J'ai à ma disposition une carte de crédit pro nominative, mais je me vois mal faire un compte associé à cette carte, compte qui sera utilisé sur plusieurs ipad.
Il est également impossible que je donne le mot de passe du compte aux utilisateurs, sinon, ils installerons n'importe quoi. Mais si je ne leur donne pas le mot de passe, ils pourront rien installer:rateau:

Je suis donc à la recherche d'utilisateurs d'ipad en milieu professionnel qui puissent me dire comment sont geré leur ipad, car je suis un peu dans une impasse.

Merci par avance.


----------



## arbaot (29 Novembre 2011)

un peu de lecture:

Guide de déploiement en entreprise:
http://manuals.info.apple.com/fr_FR/Guide_de_deploiement_en_entreprise.pdf

l'Utilitaire de configuration iPhone (iOs en fait)

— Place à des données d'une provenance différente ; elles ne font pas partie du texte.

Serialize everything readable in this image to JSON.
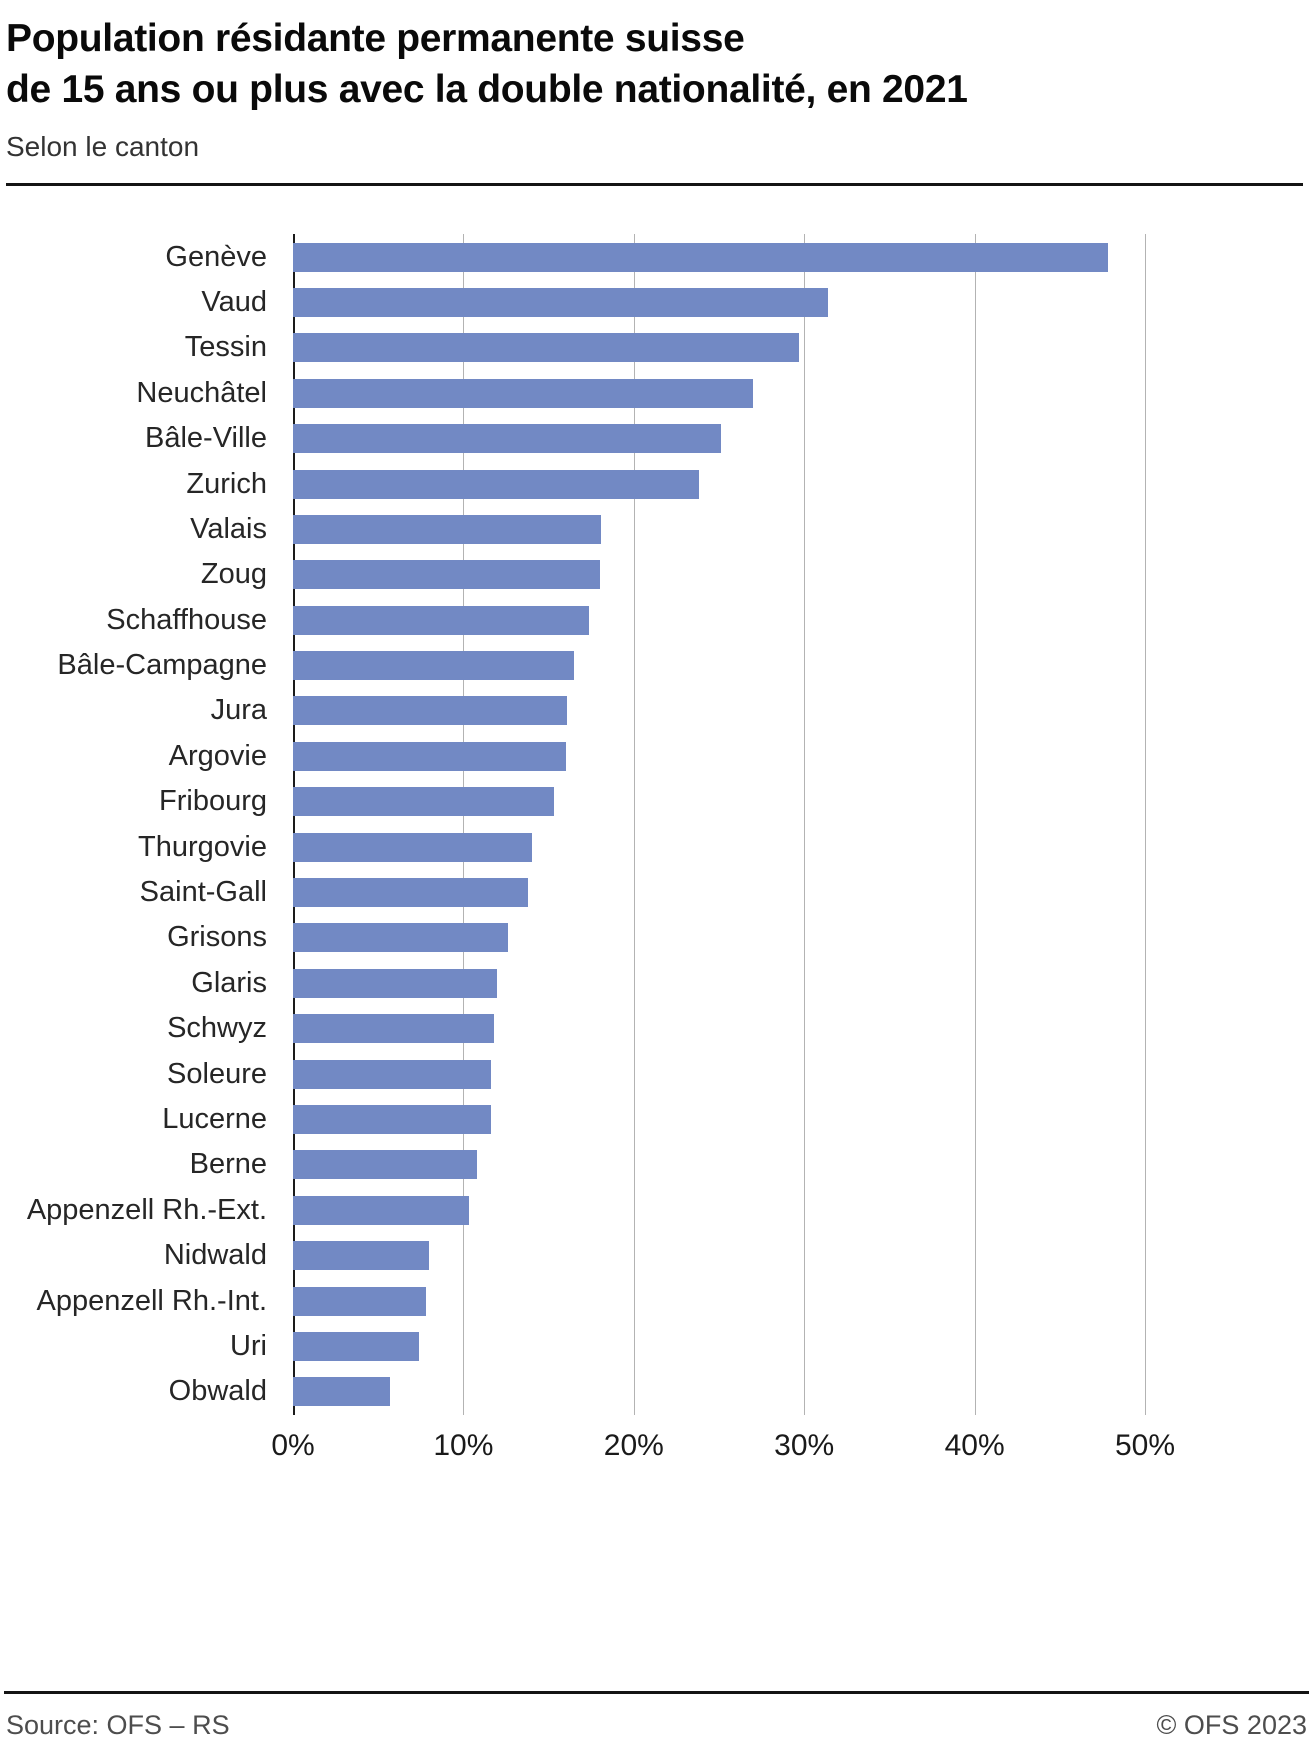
{
  "header": {
    "title": "Population résidante permanente suisse\nde 15 ans ou plus avec la double nationalité, en 2021",
    "subtitle": "Selon le canton"
  },
  "chart_data": {
    "type": "bar",
    "orientation": "horizontal",
    "title": "Population résidante permanente suisse de 15 ans ou plus avec la double nationalité, en 2021",
    "subtitle": "Selon le canton",
    "categories": [
      "Genève",
      "Vaud",
      "Tessin",
      "Neuchâtel",
      "Bâle-Ville",
      "Zurich",
      "Valais",
      "Zoug",
      "Schaffhouse",
      "Bâle-Campagne",
      "Jura",
      "Argovie",
      "Fribourg",
      "Thurgovie",
      "Saint-Gall",
      "Grisons",
      "Glaris",
      "Schwyz",
      "Soleure",
      "Lucerne",
      "Berne",
      "Appenzell Rh.-Ext.",
      "Nidwald",
      "Appenzell Rh.-Int.",
      "Uri",
      "Obwald"
    ],
    "values": [
      47.8,
      31.4,
      29.7,
      27.0,
      25.1,
      23.8,
      18.1,
      18.0,
      17.4,
      16.5,
      16.1,
      16.0,
      15.3,
      14.0,
      13.8,
      12.6,
      12.0,
      11.8,
      11.6,
      11.6,
      10.8,
      10.3,
      8.0,
      7.8,
      7.4,
      5.7
    ],
    "xlabel": "",
    "ylabel": "",
    "xlim": [
      0,
      50
    ],
    "x_ticks": [
      "0%",
      "10%",
      "20%",
      "30%",
      "40%",
      "50%"
    ],
    "bar_color": "#7289c4",
    "grid": true,
    "legend": "none"
  },
  "footer": {
    "source": "Source: OFS – RS",
    "copyright": "© OFS 2023"
  }
}
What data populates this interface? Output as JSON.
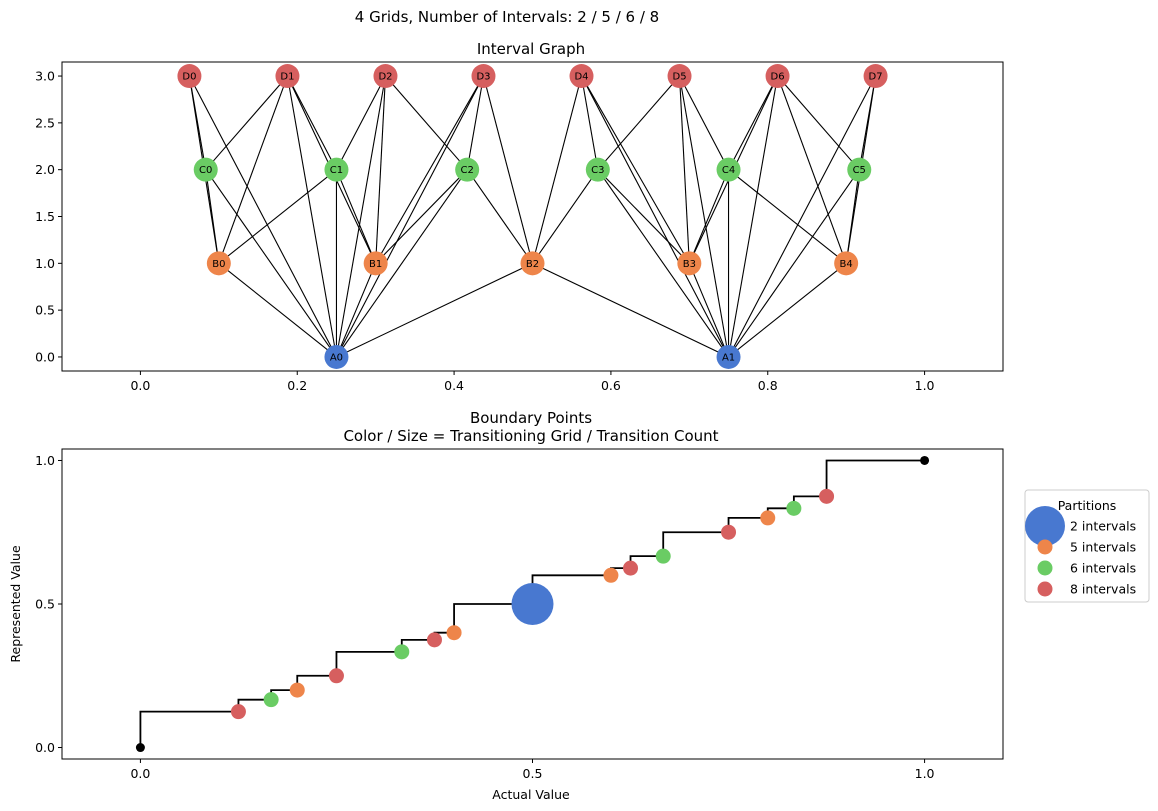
{
  "figure": {
    "suptitle": "4 Grids, Number of Intervals: 2 / 5 / 6 / 8"
  },
  "colors": {
    "A": "#4878d0",
    "B": "#ee854a",
    "C": "#6acc64",
    "D": "#d65f5f",
    "endpoint": "#000000"
  },
  "chart_data": [
    {
      "type": "network",
      "title": "Interval Graph",
      "xlim": [
        -0.1,
        1.1
      ],
      "ylim": [
        -0.15,
        3.15
      ],
      "xticks": [
        0.0,
        0.2,
        0.4,
        0.6,
        0.8,
        1.0
      ],
      "xtick_labels": [
        "0.0",
        "0.2",
        "0.4",
        "0.6",
        "0.8",
        "1.0"
      ],
      "yticks": [
        0.0,
        0.5,
        1.0,
        1.5,
        2.0,
        2.5,
        3.0
      ],
      "ytick_labels": [
        "0.0",
        "0.5",
        "1.0",
        "1.5",
        "2.0",
        "2.5",
        "3.0"
      ],
      "nodes": [
        {
          "id": "A0",
          "x": 0.25,
          "y": 0,
          "group": "A"
        },
        {
          "id": "A1",
          "x": 0.75,
          "y": 0,
          "group": "A"
        },
        {
          "id": "B0",
          "x": 0.1,
          "y": 1,
          "group": "B"
        },
        {
          "id": "B1",
          "x": 0.3,
          "y": 1,
          "group": "B"
        },
        {
          "id": "B2",
          "x": 0.5,
          "y": 1,
          "group": "B"
        },
        {
          "id": "B3",
          "x": 0.7,
          "y": 1,
          "group": "B"
        },
        {
          "id": "B4",
          "x": 0.9,
          "y": 1,
          "group": "B"
        },
        {
          "id": "C0",
          "x": 0.0833,
          "y": 2,
          "group": "C"
        },
        {
          "id": "C1",
          "x": 0.25,
          "y": 2,
          "group": "C"
        },
        {
          "id": "C2",
          "x": 0.4167,
          "y": 2,
          "group": "C"
        },
        {
          "id": "C3",
          "x": 0.5833,
          "y": 2,
          "group": "C"
        },
        {
          "id": "C4",
          "x": 0.75,
          "y": 2,
          "group": "C"
        },
        {
          "id": "C5",
          "x": 0.9167,
          "y": 2,
          "group": "C"
        },
        {
          "id": "D0",
          "x": 0.0625,
          "y": 3,
          "group": "D"
        },
        {
          "id": "D1",
          "x": 0.1875,
          "y": 3,
          "group": "D"
        },
        {
          "id": "D2",
          "x": 0.3125,
          "y": 3,
          "group": "D"
        },
        {
          "id": "D3",
          "x": 0.4375,
          "y": 3,
          "group": "D"
        },
        {
          "id": "D4",
          "x": 0.5625,
          "y": 3,
          "group": "D"
        },
        {
          "id": "D5",
          "x": 0.6875,
          "y": 3,
          "group": "D"
        },
        {
          "id": "D6",
          "x": 0.8125,
          "y": 3,
          "group": "D"
        },
        {
          "id": "D7",
          "x": 0.9375,
          "y": 3,
          "group": "D"
        }
      ],
      "edges": [
        [
          "A0",
          "B0"
        ],
        [
          "A0",
          "B1"
        ],
        [
          "A0",
          "B2"
        ],
        [
          "A0",
          "C0"
        ],
        [
          "A0",
          "C1"
        ],
        [
          "A0",
          "C2"
        ],
        [
          "A0",
          "D0"
        ],
        [
          "A0",
          "D1"
        ],
        [
          "A0",
          "D2"
        ],
        [
          "A0",
          "D3"
        ],
        [
          "A1",
          "B2"
        ],
        [
          "A1",
          "B3"
        ],
        [
          "A1",
          "B4"
        ],
        [
          "A1",
          "C3"
        ],
        [
          "A1",
          "C4"
        ],
        [
          "A1",
          "C5"
        ],
        [
          "A1",
          "D4"
        ],
        [
          "A1",
          "D5"
        ],
        [
          "A1",
          "D6"
        ],
        [
          "A1",
          "D7"
        ],
        [
          "B0",
          "C0"
        ],
        [
          "B0",
          "C1"
        ],
        [
          "B0",
          "D0"
        ],
        [
          "B0",
          "D1"
        ],
        [
          "B1",
          "C1"
        ],
        [
          "B1",
          "C2"
        ],
        [
          "B1",
          "D1"
        ],
        [
          "B1",
          "D2"
        ],
        [
          "B1",
          "D3"
        ],
        [
          "B2",
          "C2"
        ],
        [
          "B2",
          "C3"
        ],
        [
          "B2",
          "D3"
        ],
        [
          "B2",
          "D4"
        ],
        [
          "B3",
          "C3"
        ],
        [
          "B3",
          "C4"
        ],
        [
          "B3",
          "D4"
        ],
        [
          "B3",
          "D5"
        ],
        [
          "B3",
          "D6"
        ],
        [
          "B4",
          "C4"
        ],
        [
          "B4",
          "C5"
        ],
        [
          "B4",
          "D6"
        ],
        [
          "B4",
          "D7"
        ],
        [
          "C0",
          "D0"
        ],
        [
          "C0",
          "D1"
        ],
        [
          "C1",
          "D1"
        ],
        [
          "C1",
          "D2"
        ],
        [
          "C2",
          "D2"
        ],
        [
          "C2",
          "D3"
        ],
        [
          "C3",
          "D4"
        ],
        [
          "C3",
          "D5"
        ],
        [
          "C4",
          "D5"
        ],
        [
          "C4",
          "D6"
        ],
        [
          "C5",
          "D6"
        ],
        [
          "C5",
          "D7"
        ]
      ]
    },
    {
      "type": "scatter",
      "title": "Boundary Points",
      "subtitle": "Color / Size = Transitioning Grid / Transition Count",
      "xlabel": "Actual Value",
      "ylabel": "Represented Value",
      "xlim": [
        -0.1,
        1.1
      ],
      "ylim": [
        -0.04,
        1.04
      ],
      "xticks": [
        0.0,
        0.5,
        1.0
      ],
      "xtick_labels": [
        "0.0",
        "0.5",
        "1.0"
      ],
      "yticks": [
        0.0,
        0.5,
        1.0
      ],
      "ytick_labels": [
        "0.0",
        "0.5",
        "1.0"
      ],
      "step_points": [
        [
          0,
          0
        ],
        [
          0.125,
          0.125
        ],
        [
          0.1667,
          0.1667
        ],
        [
          0.2,
          0.2
        ],
        [
          0.25,
          0.25
        ],
        [
          0.3333,
          0.3333
        ],
        [
          0.375,
          0.375
        ],
        [
          0.4,
          0.4
        ],
        [
          0.5,
          0.5
        ],
        [
          0.6,
          0.6
        ],
        [
          0.625,
          0.625
        ],
        [
          0.6667,
          0.6667
        ],
        [
          0.75,
          0.75
        ],
        [
          0.8,
          0.8
        ],
        [
          0.8333,
          0.8333
        ],
        [
          0.875,
          0.875
        ],
        [
          1,
          1
        ]
      ],
      "endpoints": [
        [
          0,
          0
        ],
        [
          1,
          1
        ]
      ],
      "points": [
        {
          "x": 0.125,
          "y": 0.125,
          "group": "D",
          "count": 1
        },
        {
          "x": 0.1667,
          "y": 0.1667,
          "group": "C",
          "count": 1
        },
        {
          "x": 0.2,
          "y": 0.2,
          "group": "B",
          "count": 1
        },
        {
          "x": 0.25,
          "y": 0.25,
          "group": "D",
          "count": 1
        },
        {
          "x": 0.3333,
          "y": 0.3333,
          "group": "C",
          "count": 1
        },
        {
          "x": 0.375,
          "y": 0.375,
          "group": "D",
          "count": 1
        },
        {
          "x": 0.4,
          "y": 0.4,
          "group": "B",
          "count": 1
        },
        {
          "x": 0.5,
          "y": 0.5,
          "group": "A",
          "count": 4
        },
        {
          "x": 0.6,
          "y": 0.6,
          "group": "B",
          "count": 1
        },
        {
          "x": 0.625,
          "y": 0.625,
          "group": "D",
          "count": 1
        },
        {
          "x": 0.6667,
          "y": 0.6667,
          "group": "C",
          "count": 1
        },
        {
          "x": 0.75,
          "y": 0.75,
          "group": "D",
          "count": 1
        },
        {
          "x": 0.8,
          "y": 0.8,
          "group": "B",
          "count": 1
        },
        {
          "x": 0.8333,
          "y": 0.8333,
          "group": "C",
          "count": 1
        },
        {
          "x": 0.875,
          "y": 0.875,
          "group": "D",
          "count": 1
        }
      ],
      "legend": {
        "title": "Partitions",
        "placement": "outside-right",
        "entries": [
          {
            "label": "2 intervals",
            "group": "A",
            "count": 4
          },
          {
            "label": "5 intervals",
            "group": "B",
            "count": 1
          },
          {
            "label": "6 intervals",
            "group": "C",
            "count": 1
          },
          {
            "label": "8 intervals",
            "group": "D",
            "count": 1
          }
        ]
      }
    }
  ]
}
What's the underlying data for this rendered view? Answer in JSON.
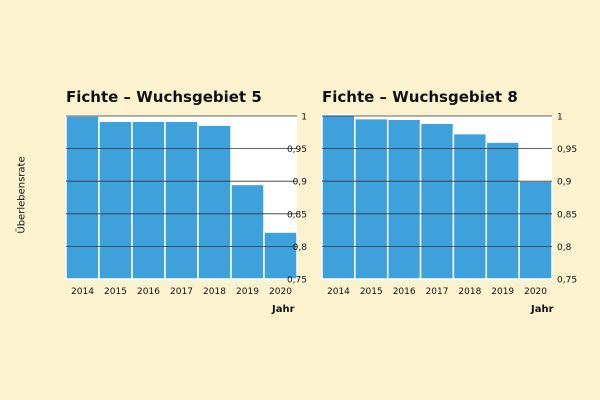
{
  "chart_data": [
    {
      "type": "bar",
      "title": "Fichte – Wuchsgebiet 5",
      "ylabel": "Überlebensrate",
      "xlabel": "Jahr",
      "categories": [
        "2014",
        "2015",
        "2016",
        "2017",
        "2018",
        "2019",
        "2020"
      ],
      "values": [
        1.0,
        0.992,
        0.992,
        0.992,
        0.986,
        0.895,
        0.822
      ],
      "ylim": [
        0.75,
        1.0
      ],
      "yticks": [
        "0,75",
        "0,8",
        "0,85",
        "0,9",
        "0,95",
        "1"
      ],
      "grid": true,
      "color": "#3fa1dc"
    },
    {
      "type": "bar",
      "title": "Fichte – Wuchsgebiet 8",
      "ylabel": "",
      "xlabel": "Jahr",
      "categories": [
        "2014",
        "2015",
        "2016",
        "2017",
        "2018",
        "2019",
        "2020"
      ],
      "values": [
        1.002,
        0.996,
        0.995,
        0.989,
        0.973,
        0.96,
        0.9
      ],
      "ylim": [
        0.75,
        1.0
      ],
      "yticks": [
        "0,75",
        "0,8",
        "0,85",
        "0,9",
        "0,95",
        "1"
      ],
      "grid": true,
      "color": "#3fa1dc"
    }
  ]
}
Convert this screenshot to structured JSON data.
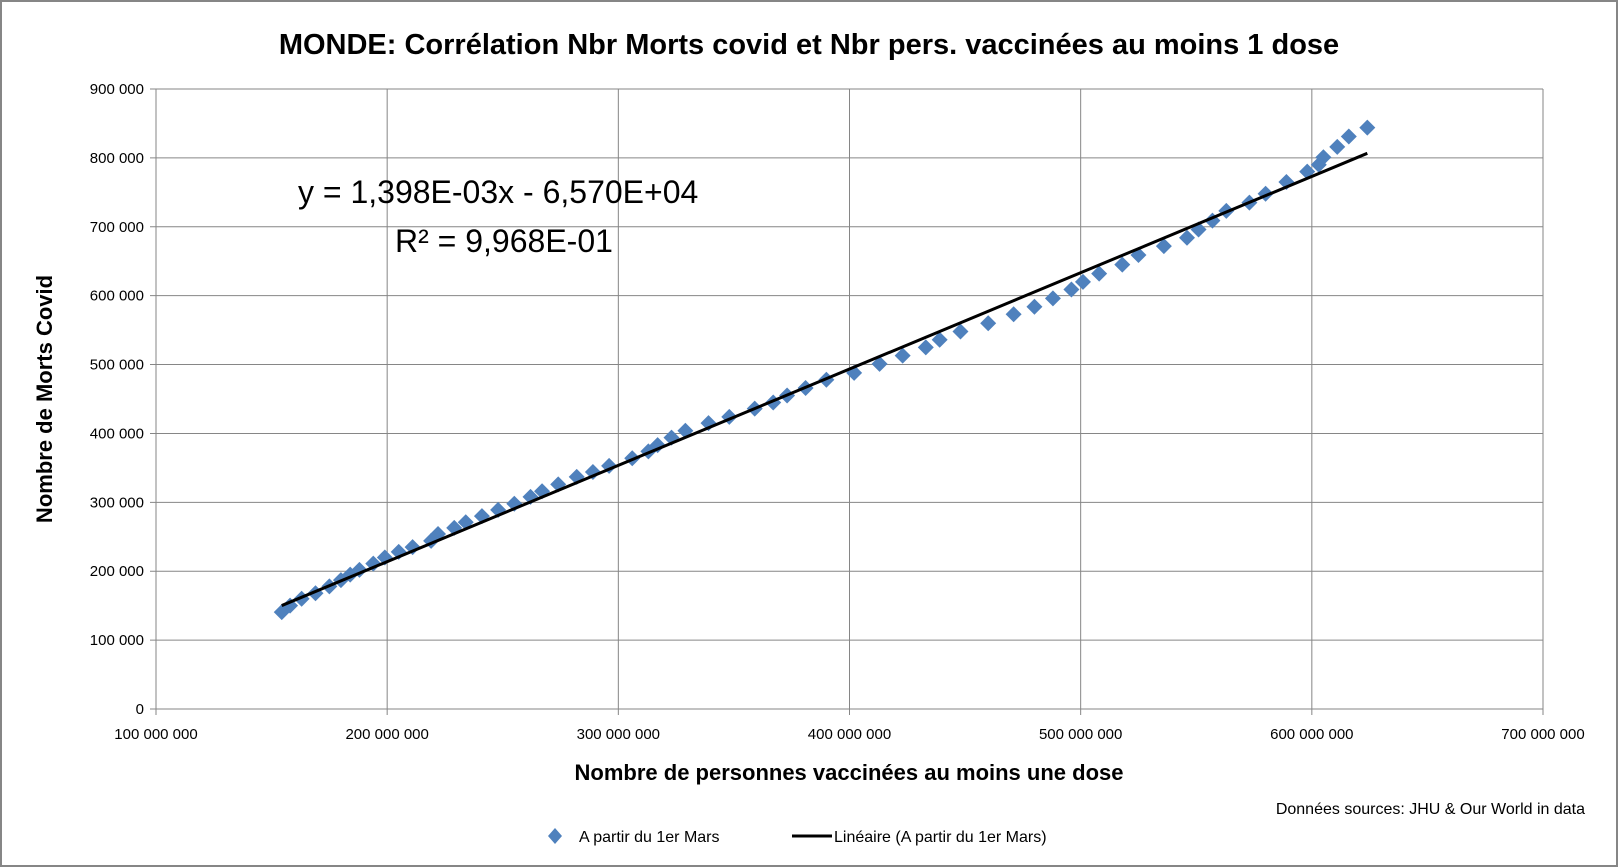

http://support.apple.com/kb/DL1465?viewlocale=fr_FR
http://help.apple.com/iosdeployment-ipcu/


----------



## Vinsouille (30 Novembre 2011)

Guillaume Gete (consultant Apple) fait aussi de très bons livres (des références, carrément!) sur l'utilisation en entreprise. 

C'est disponible ici > gete.net
 
Vincent.


----------